Außenansicht
Jetzt für die nächste Krise rüsten

Ökonomisierung war die bisherige Maxime. Nicht erst seit Corona wissen wir um die Folgen dieser Politik, meint der Autor.

13.06.2021 | Stand 16.09.2023, 2:28 Uhr
Alexander Rosen
Gast-Autor Alexander Rosen ist Mediziner. −Foto: Dr. Helmut Lohrer

Die Pandemie hat unseren Alltag umgekrempelt, Unvorstellbares zur Routine werden lassen und uns gezeigt, wie schnell sich vermeintliche Sicherheiten angesichts globaler Bedrohungen in Luft auflösen können. Gleichzeitig hat die Krise uns auch gelehrt, wie wichtig es ist, vorbereitet zu sein auf unerwartete Veränderungen.

Wohl die wichtigste Erkenntnis für viele, gerade Menschen wie mich, die im Gesundheitswesen tätig sind, ist die Bedeutung von Resilienz, also der Fähigkeit, konstruktiv auf unvorhersehbare Veränderungen und Herausforderungen zu reagieren, sie zu bewältigen, aus ihnen zu lernen und Transformationsprozesse anzustoßen, die die eigene Widerstandsfähigkeit erhöhen. Als Kinderarzt habe ich „an der Corona-Front“ beobachten können, wie unzureichend unser Gesundheitswesen auf die Krise vorbereitet war und wie mühsam es war, dieses Defizit aufzuholen.

Personalmangel im Pflegebereich, ausgedünnter öffentlicher Gesundheitsdienst, fehlende Schutzausrüstung für Personal – das alles waren keine Zufälle oder Versehen, sondern wissentlich und willentlich herbeigeführte politische Entscheidungen aus einer Zeit, als Gesundheitsminister nach dem Motto „Geiz ist geil“ die Resilienz des Gesundheitswesens Schritt für Schritt abbauten. Privatisierung und Ökonomisierung auf dem Rücken der Patienten und Mitarbeiter war die Maxime. Nicht erst seit Corona wissen wir um die Folgen dieser verfehlten Politik.

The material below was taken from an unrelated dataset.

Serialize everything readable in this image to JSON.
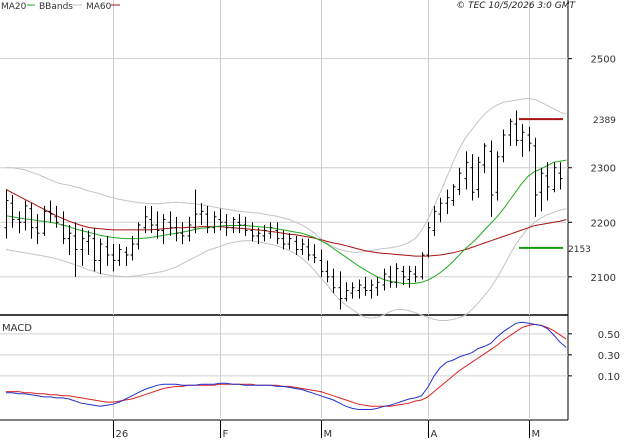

Um besser auf künftige Herausforderungen vorbereitet zu sein, sollten wir uns auf die Stärken unseres Gesundheitswesens zurückbesinnen: Präventionsmaßnahmen, die verhindern können, dass Menschen überhaupt zu Risikopatienten werden, Vorhaltung von Notfallkapazitäten, ausreichende personelle Ausstattung kritischer Bereiche und sinnvolle Nutzung von Ressourcen.

Dass dies der Ökonomisierung und dem Shareholder-Value diametral entgegensteht, liegt auf der Hand. Jeder Euro, der von börsennotierten Klinikketten, Versicherungen und Konzernen aus dem Gesundheitswesen abgezogen und an Anleger ausgeschüttet wird, fehlt in der medizinischen Grundversorgung und der Vorbereitung auf künftige Krisen. Wenn wir den Wildwuchs an Ökonomisierung in unserem Gesundheitswesen jetzt nicht mit Entschlossenheit angehen, wird uns die nächste Krise unsere Untätigkeit nicht verzeihen.

Der Autor (Foto: Rosen) ist niedergelassener Kinderarzt.

Die Außenansicht gibt die subjektive Meinung des Autors wieder und nicht unbedingt die der Redaktion.